HACKER Q&A
📣 alaeddine-13

What do you think of continuously learning LLMs in production


What do you think of continuous learning in LLM apps? Current LLM technology only allows generation or offline training, but not much support of continuous learning. This means that LLM apps cannot directly benefit from feedback acquired in production, for instance from user or environment feedback. I see use cases that this can enable, like coding assistants learning from interpreter results, user feedback on customer support LLM agent, an AI browser learning from a failed tool usage or an AI worker going through an initial onboarding or training. Current state of research can somehow enable this, like RAG, DPO, KTO or model editing but still some issues like sample efficiency and catastrophic forgetting.

Though the big question is whether learning should always happen offline or it would be useful to have models learn in production.
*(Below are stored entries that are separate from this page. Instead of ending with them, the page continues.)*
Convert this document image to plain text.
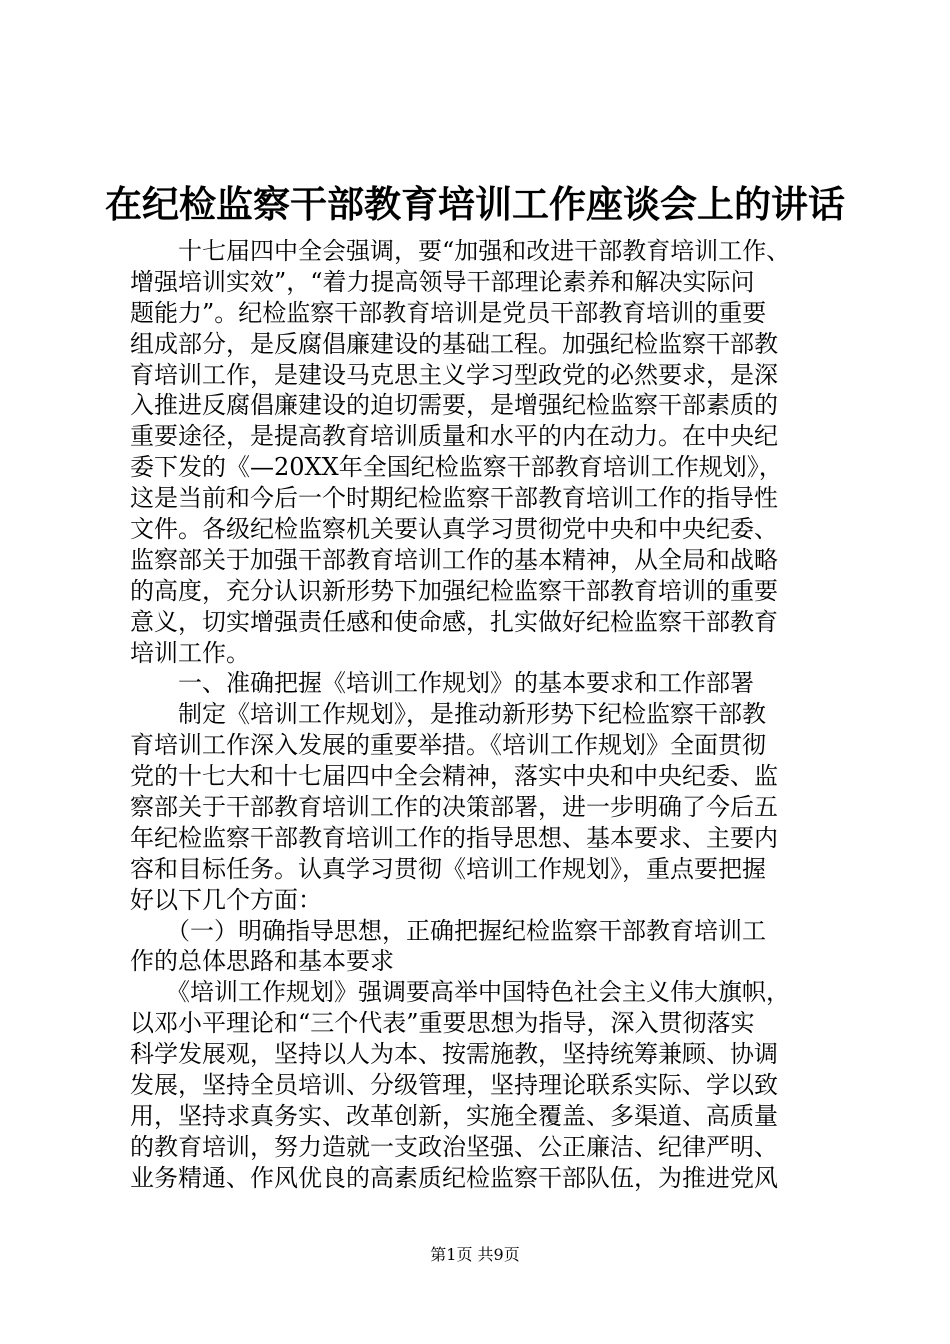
在纪检监察干部教育培训工作座谈会上的讲话
　　十七届四中全会强调，要“加强和改进干部教育培训工作、
增强培训实效”，“着力提高领导干部理论素养和解决实际问
题能力”。纪检监察干部教育培训是党员干部教育培训的重要
组成部分，是反腐倡廉建设的基础工程。加强纪检监察干部教
育培训工作，是建设马克思主义学习型政党的必然要求，是深
入推进反腐倡廉建设的迫切需要，是增强纪检监察干部素质的
重要途径，是提高教育培训质量和水平的内在动力。在中央纪
委下发的《—20XX年全国纪检监察干部教育培训工作规划》，
这是当前和今后一个时期纪检监察干部教育培训工作的指导性
文件。各级纪检监察机关要认真学习贯彻党中央和中央纪委、
监察部关于加强干部教育培训工作的基本精神，从全局和战略
的高度，充分认识新形势下加强纪检监察干部教育培训的重要
意义，切实增强责任感和使命感，扎实做好纪检监察干部教育
培训工作。
　　一、准确把握《培训工作规划》的基本要求和工作部署
　　制定《培训工作规划》，是推动新形势下纪检监察干部教
育培训工作深入发展的重要举措。《培训工作规划》全面贯彻
党的十七大和十七届四中全会精神，落实中央和中央纪委、监
察部关于干部教育培训工作的决策部署，进一步明确了今后五
年纪检监察干部教育培训工作的指导思想、基本要求、主要内
容和目标任务。认真学习贯彻《培训工作规划》，重点要把握
好以下几个方面：
　　（一）明确指导思想，正确把握纪检监察干部教育培训工
作的总体思路和基本要求
　　《培训工作规划》强调要高举中国特色社会主义伟大旗帜，
以邓小平理论和“三个代表”重要思想为指导，深入贯彻落实
科学发展观，坚持以人为本、按需施教，坚持统筹兼顾、协调
发展，坚持全员培训、分级管理，坚持理论联系实际、学以致
用，坚持求真务实、改革创新，实施全覆盖、多渠道、高质量
的教育培训，努力造就一支政治坚强、公正廉洁、纪律严明、
业务精通、作风优良的高素质纪检监察干部队伍，为推进党风
第1页 共9页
Let me hear your thoughts.


  👤 dougmwne Accepted Answer ✓
I’m not sure what the use case is outside of having real time information about the world as a search replacement.

For example, if a major event or discovery happened, the model would know about it once a critical mass of news stories and discussions had been generated online. You’d probably be looking at a few days before the content accumulated to the point where it would affect the model weights, which encode all human knowledge ever digitized, so some single news article in a training set of trillions of tokens is not enough.

If you want a long term memory of user interactions, long context and RAG seems to do the job nicely as a single fact can be pulled out of a context length of millions of tokens.